The Matrix Resurrections’ Ending Is Too Ambiguous
In Resurrections, the latest version of the Matrix is still intact, The Analyst has been allowed to live, and Neo and Trinity make only vague remarks towards the end of the film about changing the current landscape. It undoes the sacrifices that Neo, Trinity, and Morpheus made in the Matrix trilogy and seems content to leave things in a state of flux. It’s not clear whether the Machines will continue to be a threat and if another epic war looms on the horizon once they attempt to enslave humanity again.
The original Matrix trilogy proved that any intelligence that was self-aware had to co-exist equally to sustain a mutually advantageous system.
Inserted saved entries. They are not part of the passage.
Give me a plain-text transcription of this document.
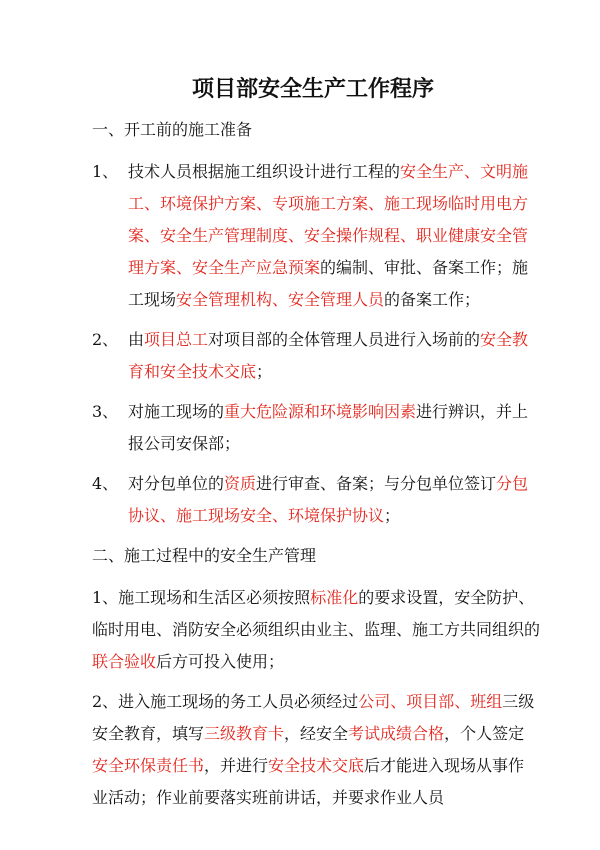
项目部安全生产工作程序
一、开工前的施工准备
1、 技术人员根据施工组织设计进行工程的安全生产、文明施工、环境保护方案、专项施工方案、施工现场临时用电方案、安全生产管理制度、安全操作规程、职业健康安全管理方案、安全生产应急预案的编制、审批、备案工作；施工现场安全管理机构、安全管理人员的备案工作；
2、 由项目总工对项目部的全体管理人员进行入场前的安全教育和安全技术交底；
3、 对施工现场的重大危险源和环境影响因素进行辨识，并上报公司安保部；
4、 对分包单位的资质进行审查、备案；与分包单位签订分包协议、施工现场安全、环境保护协议；
二、施工过程中的安全生产管理
1、施工现场和生活区必须按照标准化的要求设置，安全防护、临时用电、消防安全必须组织由业主、监理、施工方共同组织的联合验收后方可投入使用；
2、进入施工现场的务工人员必须经过公司、项目部、班组三级安全教育，填写三级教育卡，经安全考试成绩合格，个人签定安全环保责任书，并进行安全技术交底后才能进入现场从事作业活动；作业前要落实班前讲话，并要求作业人员
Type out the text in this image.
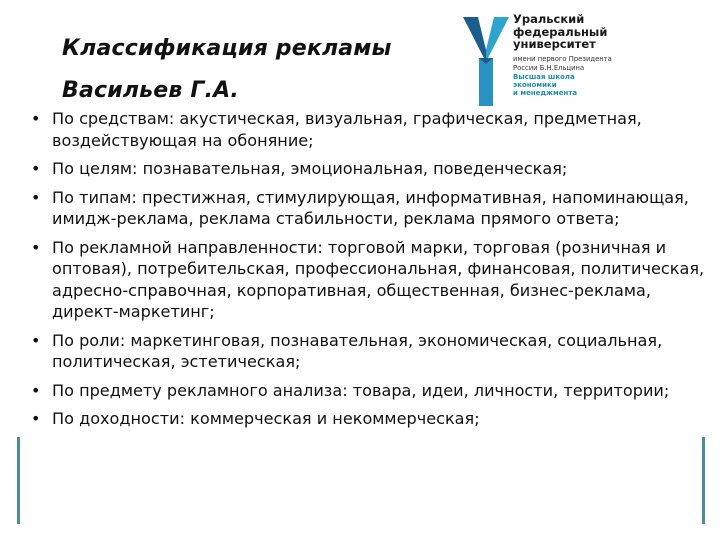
Классификация рекламы
Васильев Г.А.
Уральский
федеральный
университет
имени первого Президента
России Б.Н.Ельцина
Высшая школа
экономики
и менеджмента
• По средствам: акустическая, визуальная, графическая, предметная, воздействующая на обоняние;
• По целям: познавательная, эмоциональная, поведенческая;
• По типам: престижная, стимулирующая, информативная, напоминающая, имидж-реклама, реклама стабильности, реклама прямого ответа;
• По рекламной направленности: торговой марки, торговая (розничная и оптовая), потребительская, профессиональная, финансовая, политическая, адресно-справочная, корпоративная, общественная, бизнес-реклама, директ-маркетинг;
• По роли: маркетинговая, познавательная, экономическая, социальная, политическая, эстетическая;
• По предмету рекламного анализа: товара, идеи, личности, территории;
• По доходности: коммерческая и некоммерческая;
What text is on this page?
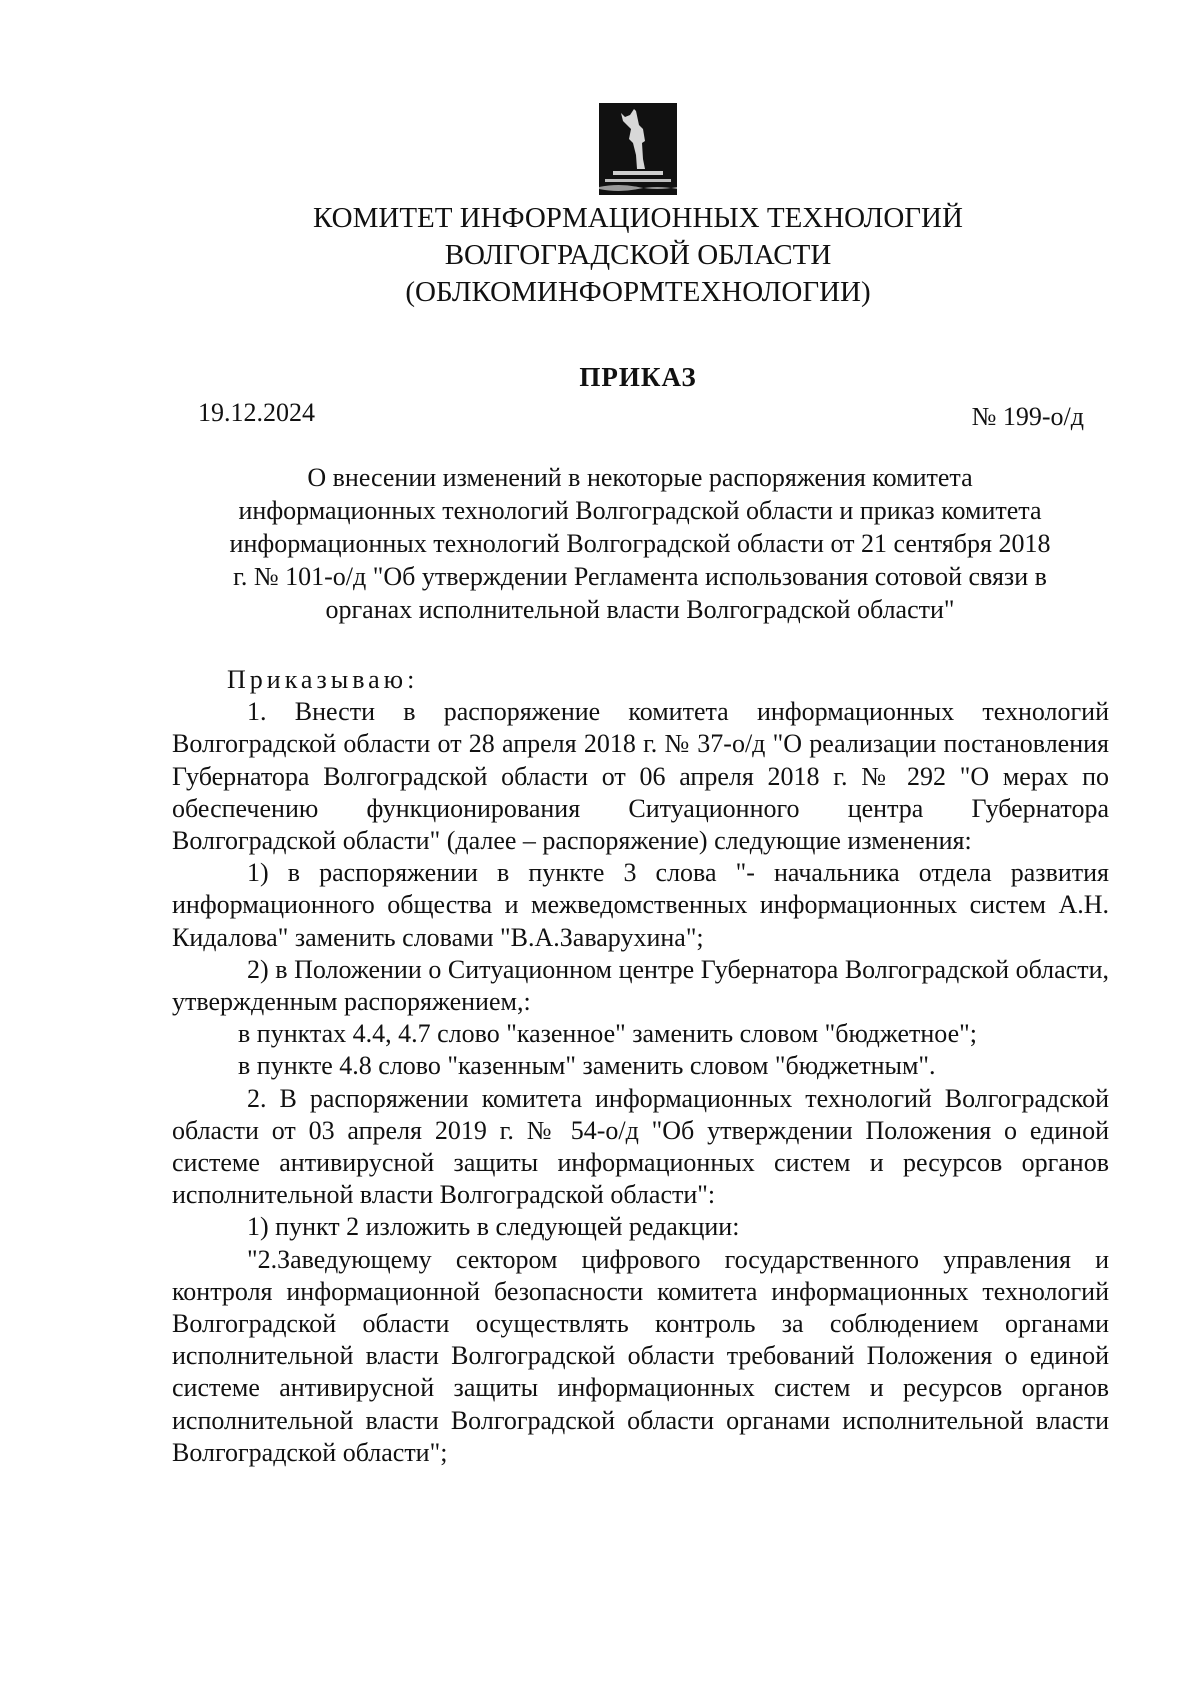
КОМИТЕТ ИНФОРМАЦИОННЫХ ТЕХНОЛОГИЙ
ВОЛГОГРАДСКОЙ ОБЛАСТИ
(ОБЛКОМИНФОРМТЕХНОЛОГИИ)
ПРИКАЗ
19.12.2024	№ 199-о/д
О внесении изменений в некоторые распоряжения комитета
информационных технологий Волгоградской области и приказ комитета
информационных технологий Волгоградской области от 21 сентября 2018
г. № 101-о/д "Об утверждении Регламента использования сотовой связи в
органах исполнительной власти Волгоградской области"

Приказываю:

1. Внести в распоряжение комитета информационных технологий Волгоградской области от 28 апреля 2018 г. № 37-о/д "О реализации постановления Губернатора Волгоградской области от 06 апреля 2018 г. № 292 "О мерах по обеспечению функционирования Ситуационного центра Губернатора Волгоградской области" (далее – распоряжение) следующие изменения:

1) в распоряжении в пункте 3 слова "- начальника отдела развития информационного общества и межведомственных информационных систем А.Н. Кидалова" заменить словами "В.А.Заварухина";

2) в Положении о Ситуационном центре Губернатора Волгоградской области, утвержденным распоряжением,:

в пунктах 4.4, 4.7 слово "казенное" заменить словом "бюджетное";

в пункте 4.8 слово "казенным" заменить словом "бюджетным".

2. В распоряжении комитета информационных технологий Волгоградской области от 03 апреля 2019 г. № 54-о/д "Об утверждении Положения о единой системе антивирусной защиты информационных систем и ресурсов органов исполнительной власти Волгоградской области":

1) пункт 2 изложить в следующей редакции:

"2.Заведующему сектором цифрового государственного управления и контроля информационной безопасности комитета информационных технологий Волгоградской области осуществлять контроль за соблюдением органами исполнительной власти Волгоградской области требований Положения о единой системе антивирусной защиты информационных систем и ресурсов органов исполнительной власти Волгоградской области органами исполнительной власти Волгоградской области";
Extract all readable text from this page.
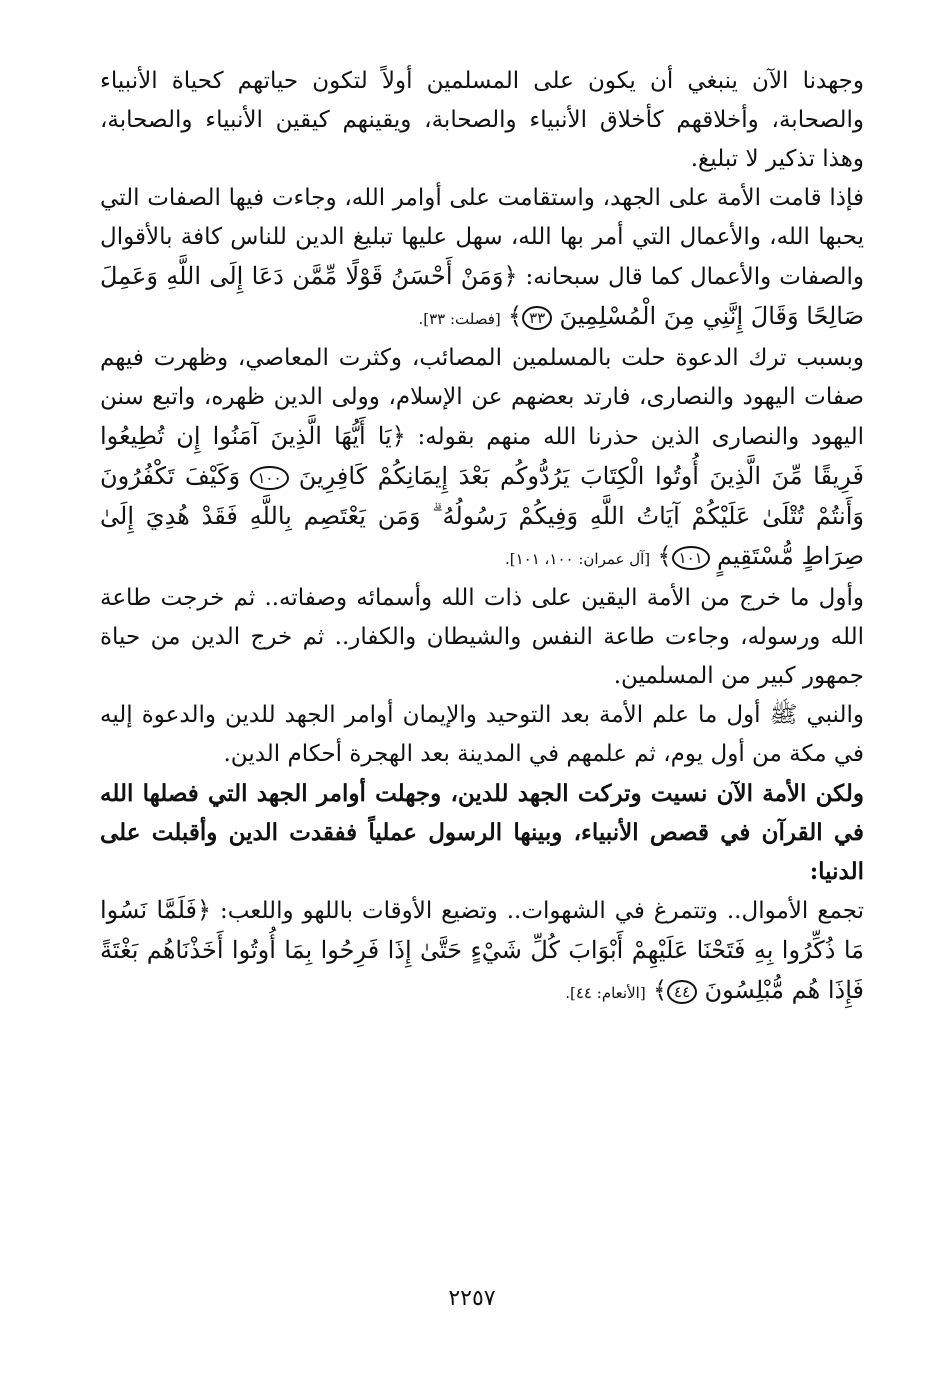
وجهدنا الآن ينبغي أن يكون على المسلمين أولاً لتكون حياتهم كحياة الأنبياء والصحابة، وأخلاقهم كأخلاق الأنبياء والصحابة، ويقينهم كيقين الأنبياء والصحابة، وهذا تذكير لا تبليغ.

فإذا قامت الأمة على الجهد، واستقامت على أوامر الله، وجاءت فيها الصفات التي يحبها الله، والأعمال التي أمر بها الله، سهل عليها تبليغ الدين للناس كافة بالأقوال والصفات والأعمال كما قال سبحانه: ﴿وَمَنْ أَحْسَنُ قَوْلًا مِّمَّن دَعَا إِلَى اللَّهِ وَعَمِلَ صَالِحًا وَقَالَ إِنَّنِي مِنَ الْمُسْلِمِينَ ٣٣﴾ [فصلت: ٣٣].

وبسبب ترك الدعوة حلت بالمسلمين المصائب، وكثرت المعاصي، وظهرت فيهم صفات اليهود والنصارى، فارتد بعضهم عن الإسلام، وولى الدين ظهره، واتبع سنن اليهود والنصارى الذين حذرنا الله منهم بقوله: ﴿يَا أَيُّهَا الَّذِينَ آمَنُوا إِن تُطِيعُوا فَرِيقًا مِّنَ الَّذِينَ أُوتُوا الْكِتَابَ يَرُدُّوكُم بَعْدَ إِيمَانِكُمْ كَافِرِينَ ١٠٠ وَكَيْفَ تَكْفُرُونَ وَأَنتُمْ تُتْلَىٰ عَلَيْكُمْ آيَاتُ اللَّهِ وَفِيكُمْ رَسُولُهُ ۗ وَمَن يَعْتَصِم بِاللَّهِ فَقَدْ هُدِيَ إِلَىٰ صِرَاطٍ مُّسْتَقِيمٍ ١٠١﴾ [آل عمران: ١٠٠، ١٠١].

وأول ما خرج من الأمة اليقين على ذات الله وأسمائه وصفاته.. ثم خرجت طاعة الله ورسوله، وجاءت طاعة النفس والشيطان والكفار.. ثم خرج الدين من حياة جمهور كبير من المسلمين.

والنبي ﷺ أول ما علم الأمة بعد التوحيد والإيمان أوامر الجهد للدين والدعوة إليه في مكة من أول يوم، ثم علمهم في المدينة بعد الهجرة أحكام الدين.

ولكن الأمة الآن نسيت وتركت الجهد للدين، وجهلت أوامر الجهد التي فصلها الله في القرآن في قصص الأنبياء، وبينها الرسول عملياً ففقدت الدين وأقبلت على الدنيا:

تجمع الأموال.. وتتمرغ في الشهوات.. وتضيع الأوقات باللهو واللعب: ﴿فَلَمَّا نَسُوا مَا ذُكِّرُوا بِهِ فَتَحْنَا عَلَيْهِمْ أَبْوَابَ كُلِّ شَيْءٍ حَتَّىٰ إِذَا فَرِحُوا بِمَا أُوتُوا أَخَذْنَاهُم بَغْتَةً فَإِذَا هُم مُّبْلِسُونَ ٤٤﴾ [الأنعام: ٤٤].

٢٢٥٧
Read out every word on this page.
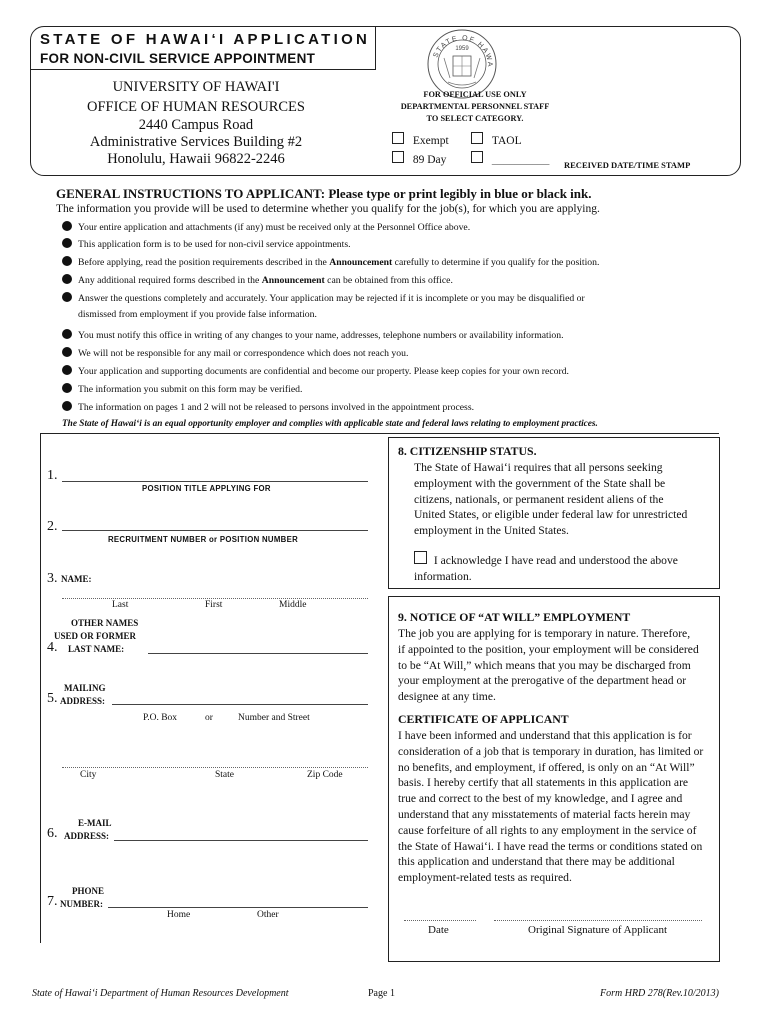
STATE OF HAWAI‘I APPLICATION
FOR NON-CIVIL SERVICE APPOINTMENT
UNIVERSITY OF HAWAI'I
OFFICE OF HUMAN RESOURCES
2440 Campus Road
Administrative Services Building #2
Honolulu, Hawaii 96822-2246
STATE OF HAWA
1959
FOR OFFICIAL USE ONLY
DEPARTMENTAL PERSONNEL STAFF
TO SELECT CATEGORY.
Exempt	TAOL
89 Day	__________ RECEIVED DATE/TIME STAMP
GENERAL INSTRUCTIONS TO APPLICANT: Please type or print legibly in blue or black ink.
The information you provide will be used to determine whether you qualify for the job(s), for which you are applying.
Your entire application and attachments (if any) must be received only at the Personnel Office above.
This application form is to be used for non-civil service appointments.
Before applying, read the position requirements described in the Announcement carefully to determine if you qualify for the position.
Any additional required forms described in the Announcement can be obtained from this office.
Answer the questions completely and accurately. Your application may be rejected if it is incomplete or you may be disqualified or
dismissed from employment if you provide false information.
You must notify this office in writing of any changes to your name, addresses, telephone numbers or availability information.
We will not be responsible for any mail or correspondence which does not reach you.
Your application and supporting documents are confidential and become our property. Please keep copies for your own record.
The information you submit on this form may be verified.
The information on pages 1 and 2 will not be released to persons involved in the appointment process.
The State of Hawai‘i is an equal opportunity employer and complies with applicable state and federal laws relating to employment practices.
1.
POSITION TITLE APPLYING FOR
2.
RECRUITMENT NUMBER or POSITION NUMBER
3. NAME:
Last	First	Middle
OTHER NAMES
USED OR FORMER
4. LAST NAME:
MAILING
5. ADDRESS:
P.O. Box	or	Number and Street
City	State	Zip Code
E-MAIL
6. ADDRESS:
PHONE
7. NUMBER:
Home	Other
8. CITIZENSHIP STATUS.
The State of Hawai‘i requires that all persons seeking
employment with the government of the State shall be
citizens, nationals, or permanent resident aliens of the
United States, or eligible under federal law for unrestricted
employment in the United States.
I acknowledge I have read and understood the above
information.
9. NOTICE OF “AT WILL” EMPLOYMENT
The job you are applying for is temporary in nature. Therefore,
if appointed to the position, your employment will be considered
to be “At Will,” which means that you may be discharged from
your employment at the prerogative of the department head or
designee at any time.
CERTIFICATE OF APPLICANT
I have been informed and understand that this application is for
consideration of a job that is temporary in duration, has limited or
no benefits, and employment, if offered, is only on an “At Will”
basis. I hereby certify that all statements in this application are
true and correct to the best of my knowledge, and I agree and
understand that any misstatements of material facts herein may
cause forfeiture of all rights to any employment in the service of
the State of Hawai‘i. I have read the terms or conditions stated on
this application and understand that there may be additional
employment-related tests as required.
Date	Original Signature of Applicant
State of Hawai‘i Department of Human Resources Development	Page 1	Form HRD 278(Rev.10/2013)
The Machines had to allow people to “wake up” from the pods in The Matrix if they didn’t want to have their system dismantled like it had been before. By allowing characters like The Analyst to live or Smith to come back, Resurrections fails to say anything significant about the balance of power at play or how systems of control were, on some level, always doomed to fail.
Matrix 4 Muddied Revolutions’ Clear Ending
Resurrections undoes its predecessors’ clear ending by bringing back Neo, Trinity, Morpheus, and all of their old threats, effectively rendering their sacrifices meaningless. By the time Revolutions drew to a close, Neo had chosen to reject the limitations of his own assigned purpose as the One, and together with the rogue elements of the Smith program, created a new path for humankind. Bringing Smith back, and introducing an overpowered character like The Analyst, just makes his decision and the truce with the Machines a hollow illusion.
As the Oracle once said, “everything that has a beginning has an end, Neo,” but with Resurrections, the Wachowski’s decided that the end of the original Matrix trilogy wasn’t final enough for the franchise. By exploring ideas of rebirth and subversion of fandom expectation, the film series was left open-ended rather than drawn to a firm close. When viewed as the ending to all four films, The Matrix: Resurrections makes the franchise seem unmoored, while at the same time showing that the ending of the original Matrix trilogy is actually superior.